Concrete walls up to 10 feet high are being built around churches in Baghdad and Mosul to protect Christmas churchgoers from violence.
The barriers are the Iraqi government’s response to reports of increased threats to churches and other Christian communities ahead of Christmas.
Normally celebrations would involve parties in church halls and parks. But after requests from church leaders, activities in both Baghdad and Mosul are being scaled back to reduce the security threat.

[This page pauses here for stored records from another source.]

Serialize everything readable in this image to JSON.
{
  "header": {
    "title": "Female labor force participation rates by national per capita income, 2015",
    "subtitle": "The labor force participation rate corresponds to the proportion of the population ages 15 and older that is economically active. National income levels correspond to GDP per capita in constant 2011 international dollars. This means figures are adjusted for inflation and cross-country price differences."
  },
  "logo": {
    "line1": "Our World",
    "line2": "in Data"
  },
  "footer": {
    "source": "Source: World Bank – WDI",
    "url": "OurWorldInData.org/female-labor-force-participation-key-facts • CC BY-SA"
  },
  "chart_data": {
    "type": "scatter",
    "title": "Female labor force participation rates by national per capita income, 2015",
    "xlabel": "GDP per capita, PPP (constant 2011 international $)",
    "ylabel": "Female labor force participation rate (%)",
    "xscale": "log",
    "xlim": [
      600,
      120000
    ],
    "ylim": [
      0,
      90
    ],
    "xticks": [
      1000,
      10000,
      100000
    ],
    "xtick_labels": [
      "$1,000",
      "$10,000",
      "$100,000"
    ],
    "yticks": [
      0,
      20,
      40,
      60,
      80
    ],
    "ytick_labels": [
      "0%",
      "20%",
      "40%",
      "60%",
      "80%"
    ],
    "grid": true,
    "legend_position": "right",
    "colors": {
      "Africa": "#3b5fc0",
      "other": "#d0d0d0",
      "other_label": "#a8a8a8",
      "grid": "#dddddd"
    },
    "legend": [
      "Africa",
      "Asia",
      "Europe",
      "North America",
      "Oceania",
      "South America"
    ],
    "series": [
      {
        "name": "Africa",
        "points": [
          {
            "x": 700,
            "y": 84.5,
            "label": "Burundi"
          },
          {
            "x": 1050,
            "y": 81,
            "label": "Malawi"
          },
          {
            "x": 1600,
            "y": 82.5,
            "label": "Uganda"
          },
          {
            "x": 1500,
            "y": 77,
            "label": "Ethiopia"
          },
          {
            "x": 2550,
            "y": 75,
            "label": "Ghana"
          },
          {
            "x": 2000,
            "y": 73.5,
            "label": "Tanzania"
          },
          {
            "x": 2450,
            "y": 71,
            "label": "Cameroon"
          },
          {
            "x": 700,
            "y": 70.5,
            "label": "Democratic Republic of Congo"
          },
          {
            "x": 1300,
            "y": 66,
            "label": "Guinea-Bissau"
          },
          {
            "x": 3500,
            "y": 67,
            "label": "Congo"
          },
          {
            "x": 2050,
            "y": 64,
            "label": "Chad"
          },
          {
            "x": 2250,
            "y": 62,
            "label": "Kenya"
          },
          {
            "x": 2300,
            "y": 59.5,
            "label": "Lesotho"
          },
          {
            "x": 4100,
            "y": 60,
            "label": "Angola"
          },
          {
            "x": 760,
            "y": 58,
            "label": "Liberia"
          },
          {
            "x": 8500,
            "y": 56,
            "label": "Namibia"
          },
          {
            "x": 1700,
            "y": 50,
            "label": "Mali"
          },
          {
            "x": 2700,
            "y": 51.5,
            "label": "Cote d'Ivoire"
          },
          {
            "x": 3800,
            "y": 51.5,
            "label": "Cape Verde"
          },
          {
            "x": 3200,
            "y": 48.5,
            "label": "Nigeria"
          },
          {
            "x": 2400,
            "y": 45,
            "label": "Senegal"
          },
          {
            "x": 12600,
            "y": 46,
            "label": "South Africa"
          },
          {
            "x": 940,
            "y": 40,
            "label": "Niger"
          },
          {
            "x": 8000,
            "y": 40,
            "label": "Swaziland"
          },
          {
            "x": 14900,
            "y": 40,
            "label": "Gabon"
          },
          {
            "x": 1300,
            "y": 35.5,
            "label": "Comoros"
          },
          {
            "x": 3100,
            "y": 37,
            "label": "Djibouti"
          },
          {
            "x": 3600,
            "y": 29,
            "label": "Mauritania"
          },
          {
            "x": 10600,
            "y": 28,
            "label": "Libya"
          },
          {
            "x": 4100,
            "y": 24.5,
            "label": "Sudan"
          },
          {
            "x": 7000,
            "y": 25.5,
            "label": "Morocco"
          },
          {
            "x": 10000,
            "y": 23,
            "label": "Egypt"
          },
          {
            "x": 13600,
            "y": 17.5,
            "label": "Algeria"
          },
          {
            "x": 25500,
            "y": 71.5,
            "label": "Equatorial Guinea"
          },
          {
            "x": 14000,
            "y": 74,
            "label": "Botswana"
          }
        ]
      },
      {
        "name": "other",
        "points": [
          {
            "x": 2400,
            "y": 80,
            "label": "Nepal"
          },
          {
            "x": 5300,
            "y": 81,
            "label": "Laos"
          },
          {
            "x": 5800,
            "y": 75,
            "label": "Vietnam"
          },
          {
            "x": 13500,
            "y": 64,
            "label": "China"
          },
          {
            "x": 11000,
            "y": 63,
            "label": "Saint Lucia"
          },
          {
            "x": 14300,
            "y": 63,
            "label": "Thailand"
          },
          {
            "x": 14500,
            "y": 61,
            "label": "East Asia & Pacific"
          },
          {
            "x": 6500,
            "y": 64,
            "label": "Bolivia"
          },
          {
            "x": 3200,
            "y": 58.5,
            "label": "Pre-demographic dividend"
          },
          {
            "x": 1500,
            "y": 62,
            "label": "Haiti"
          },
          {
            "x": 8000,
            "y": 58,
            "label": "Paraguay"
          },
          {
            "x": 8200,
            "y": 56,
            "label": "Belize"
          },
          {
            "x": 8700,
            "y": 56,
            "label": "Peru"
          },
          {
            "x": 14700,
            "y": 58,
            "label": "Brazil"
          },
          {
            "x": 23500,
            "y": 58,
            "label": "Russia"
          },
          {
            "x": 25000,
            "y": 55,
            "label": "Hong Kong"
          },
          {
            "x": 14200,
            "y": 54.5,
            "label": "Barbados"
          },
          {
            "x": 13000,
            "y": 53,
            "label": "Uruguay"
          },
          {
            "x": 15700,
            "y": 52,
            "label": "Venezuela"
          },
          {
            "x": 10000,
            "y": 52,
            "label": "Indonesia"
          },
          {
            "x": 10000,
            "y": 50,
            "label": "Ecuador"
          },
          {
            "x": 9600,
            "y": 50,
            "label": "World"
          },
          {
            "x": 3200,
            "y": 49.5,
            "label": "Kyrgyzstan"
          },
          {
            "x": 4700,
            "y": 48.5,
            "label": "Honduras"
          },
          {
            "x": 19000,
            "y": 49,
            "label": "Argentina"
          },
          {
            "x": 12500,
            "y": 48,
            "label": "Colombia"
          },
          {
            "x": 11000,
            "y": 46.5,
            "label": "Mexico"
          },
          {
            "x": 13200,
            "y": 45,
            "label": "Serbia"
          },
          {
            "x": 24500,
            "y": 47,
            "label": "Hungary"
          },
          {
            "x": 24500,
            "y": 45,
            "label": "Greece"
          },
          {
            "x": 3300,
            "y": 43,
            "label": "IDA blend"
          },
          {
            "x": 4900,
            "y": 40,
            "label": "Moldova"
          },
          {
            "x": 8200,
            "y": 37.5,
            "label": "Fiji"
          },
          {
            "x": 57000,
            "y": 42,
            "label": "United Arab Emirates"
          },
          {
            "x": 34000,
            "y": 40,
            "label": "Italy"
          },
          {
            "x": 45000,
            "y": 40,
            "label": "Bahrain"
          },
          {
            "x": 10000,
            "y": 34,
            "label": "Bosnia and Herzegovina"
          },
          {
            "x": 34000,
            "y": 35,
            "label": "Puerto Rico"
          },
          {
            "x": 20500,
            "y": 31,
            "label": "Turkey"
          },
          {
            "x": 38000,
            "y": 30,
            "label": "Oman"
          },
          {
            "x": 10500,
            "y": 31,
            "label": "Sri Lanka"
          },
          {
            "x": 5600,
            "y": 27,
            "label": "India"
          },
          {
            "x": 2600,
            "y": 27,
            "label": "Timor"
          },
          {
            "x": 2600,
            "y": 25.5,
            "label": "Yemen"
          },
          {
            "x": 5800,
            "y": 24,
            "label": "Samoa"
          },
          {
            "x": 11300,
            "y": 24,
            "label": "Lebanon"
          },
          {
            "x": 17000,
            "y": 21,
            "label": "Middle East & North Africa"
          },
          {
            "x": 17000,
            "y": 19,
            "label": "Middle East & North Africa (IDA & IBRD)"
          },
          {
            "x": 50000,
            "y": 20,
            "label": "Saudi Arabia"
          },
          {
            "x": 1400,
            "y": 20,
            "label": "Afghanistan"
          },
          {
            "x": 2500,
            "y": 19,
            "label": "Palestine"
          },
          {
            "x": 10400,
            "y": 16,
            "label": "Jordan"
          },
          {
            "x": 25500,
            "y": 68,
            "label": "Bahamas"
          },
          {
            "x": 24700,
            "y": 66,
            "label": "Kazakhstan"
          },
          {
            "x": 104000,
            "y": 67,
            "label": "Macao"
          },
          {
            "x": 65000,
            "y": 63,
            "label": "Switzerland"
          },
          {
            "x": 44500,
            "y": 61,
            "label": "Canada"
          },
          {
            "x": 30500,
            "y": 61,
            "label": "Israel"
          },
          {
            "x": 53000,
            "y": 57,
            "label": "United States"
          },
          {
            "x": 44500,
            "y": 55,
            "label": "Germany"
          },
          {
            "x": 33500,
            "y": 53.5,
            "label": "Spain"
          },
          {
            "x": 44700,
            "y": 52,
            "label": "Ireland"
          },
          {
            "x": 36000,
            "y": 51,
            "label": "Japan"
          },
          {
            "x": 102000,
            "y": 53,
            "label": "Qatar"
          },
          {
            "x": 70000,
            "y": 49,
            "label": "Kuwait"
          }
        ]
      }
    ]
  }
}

“The sadness of the people is everywhere. Uncertainty is everywhere. The question on everyone’s lips is ‘What’s next?’” Archbishop Bashar Warda of Erbil told the charity Aid to the Church in Need. “There is a kind of desperation. But whatever happens, the people are determined to celebrate the Christmas liturgy by any means possible.”
Access points to the churches are being controlled by police with scanning equipment.
Archbishop Warda said the barriers and security measures make churchgoers feel as if they are “entering a military camp.” However, he praised the government for taking steps to improve security.
Government officials had asked parish priests if they wanted the security walls. Many clergy approved the plans while others said they felt the actions would just intimidate a Christian community that is already fearful.
In an Oct. 31 massacre at Baghdad’s Syrian Catholic Cathedral of Our Lady of Salvation, 58 people were killed and more than 70 were injured. At least 2,000 Christians from Mosul and Baghdad have fled because of the violence.
Aid to the Church in Need is distributing emergency aid packages to displaced Christians. It has also arranged aid for the victims of the Oct. 31 massacre and their families.
Archbishop Warda said the aid is being “welcomed with joy.”
“They feel very grateful and they are encouraged by the fact that they are being remembered by others more fortunate than themselves,” he explained.